Q_s \;\propto\; \mathcal{I}[1]^{-2(s+2)} \cdot y_e^{F(5)},

where $Q_s$ is the strength of a vacuum operator of integer spin $s$ , $\mathcal{I}[1] = \pi + \pi^2 + 4\pi^3 \approx 1/\alpha$ is the chamber-weighted Fubini–Study volume, and $F(5) = 5$ is the Fibonacci factor on the dominant $n = 3$ stratum. Setting $s = 2$ gives the gravitational coupling $\alpha_G \propto \alpha^8 y_e^5$ . Setting $s = 0$ gives the cosmological constant $\Lambda \propto \alpha^4 y_e^5$ (with the additional $4\pi$ and Compton-wavelength factors). Setting $s = 1$ — the spin-1 case between them — gives a forward prediction: a vector-mediated short-range fifth force at $\alpha_Y \approx 1.88 \times 10^4$ , in 5–10 µm range, currently 500× below experimental sensitivity. See Paper #8 for the derivation.

This is the framework’s principal forward prediction. If a spin-1 short-range fifth force is seen with the predicted strength after sensitivity improves by 2.5 orders of magnitude, the gravity-not-fundamental view is strongly supported.
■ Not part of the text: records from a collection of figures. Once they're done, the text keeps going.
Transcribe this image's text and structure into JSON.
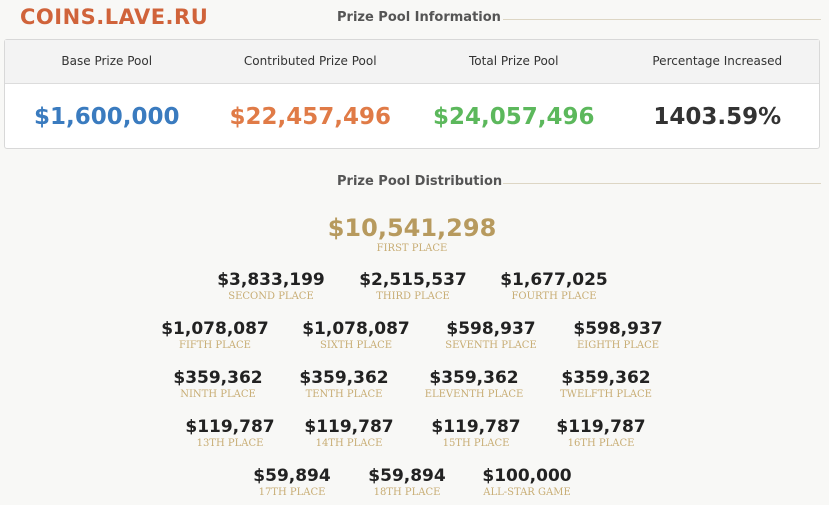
{
  "watermark": "COINS.LAVE.RU",
  "info": {
    "title": "Prize Pool Information",
    "columns": [
      {
        "label": "Base Prize Pool",
        "value": "$1,600,000",
        "color": "#3a7bbf"
      },
      {
        "label": "Contributed Prize Pool",
        "value": "$22,457,496",
        "color": "#e07b47"
      },
      {
        "label": "Total Prize Pool",
        "value": "$24,057,496",
        "color": "#5cb85c"
      },
      {
        "label": "Percentage Increased",
        "value": "1403.59%",
        "color": "#333333"
      }
    ]
  },
  "distribution": {
    "title": "Prize Pool Distribution",
    "prizes": [
      {
        "amount": "$10,541,298",
        "label": "FIRST PLACE"
      },
      {
        "amount": "$3,833,199",
        "label": "SECOND PLACE"
      },
      {
        "amount": "$2,515,537",
        "label": "THIRD PLACE"
      },
      {
        "amount": "$1,677,025",
        "label": "FOURTH PLACE"
      },
      {
        "amount": "$1,078,087",
        "label": "FIFTH PLACE"
      },
      {
        "amount": "$1,078,087",
        "label": "SIXTH PLACE"
      },
      {
        "amount": "$598,937",
        "label": "SEVENTH PLACE"
      },
      {
        "amount": "$598,937",
        "label": "EIGHTH PLACE"
      },
      {
        "amount": "$359,362",
        "label": "NINTH PLACE"
      },
      {
        "amount": "$359,362",
        "label": "TENTH PLACE"
      },
      {
        "amount": "$359,362",
        "label": "ELEVENTH PLACE"
      },
      {
        "amount": "$359,362",
        "label": "TWELFTH PLACE"
      },
      {
        "amount": "$119,787",
        "label": "13TH PLACE"
      },
      {
        "amount": "$119,787",
        "label": "14TH PLACE"
      },
      {
        "amount": "$119,787",
        "label": "15TH PLACE"
      },
      {
        "amount": "$119,787",
        "label": "16TH PLACE"
      },
      {
        "amount": "$59,894",
        "label": "17TH PLACE"
      },
      {
        "amount": "$59,894",
        "label": "18TH PLACE"
      },
      {
        "amount": "$100,000",
        "label": "ALL-STAR GAME"
      }
    ]
  }
}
If no signal is seen, the spin-degree-rule postulate (P6) is falsified, and the unified reading collapses.

Bottom Line

Gravity reduces, in this empirical body, to combinations of $\alpha$ and $y_e$ . Newton’s $G$ is predicted (in 11σ tension with the current CODATA value). The cosmological constant is predicted (within 1.9% of measurement). The dark-energy equation of state is predicted (strictly $w = -1$ ).

If these reductions are physical, the hierarchy problem and the cosmological-constant problem are not problems about gravity. They are problems about $y_e$ — why is it so small?

The framework does not derive $y_e$ . It compresses it. The TCG program proposes a structural answer — that $y_e$ is a chamber invariant of a configuration space over Penrose’s twistor space $\mathbb{CP}^3$ . Confirming that answer awaits further work, including experimental detection of the spin-1 fifth-force prediction.

Until that confirmation, the gravity-not-fundamental view is a research program rather than a theory. But it is a research program with definite empirical commitments, definite falsification paths, and a clear conceptual reframing of what we mean when we ask: why is gravity so weak?

The answer might simply be: gravity isn’t a force at all, and the question doesn’t refer to anything fundamental.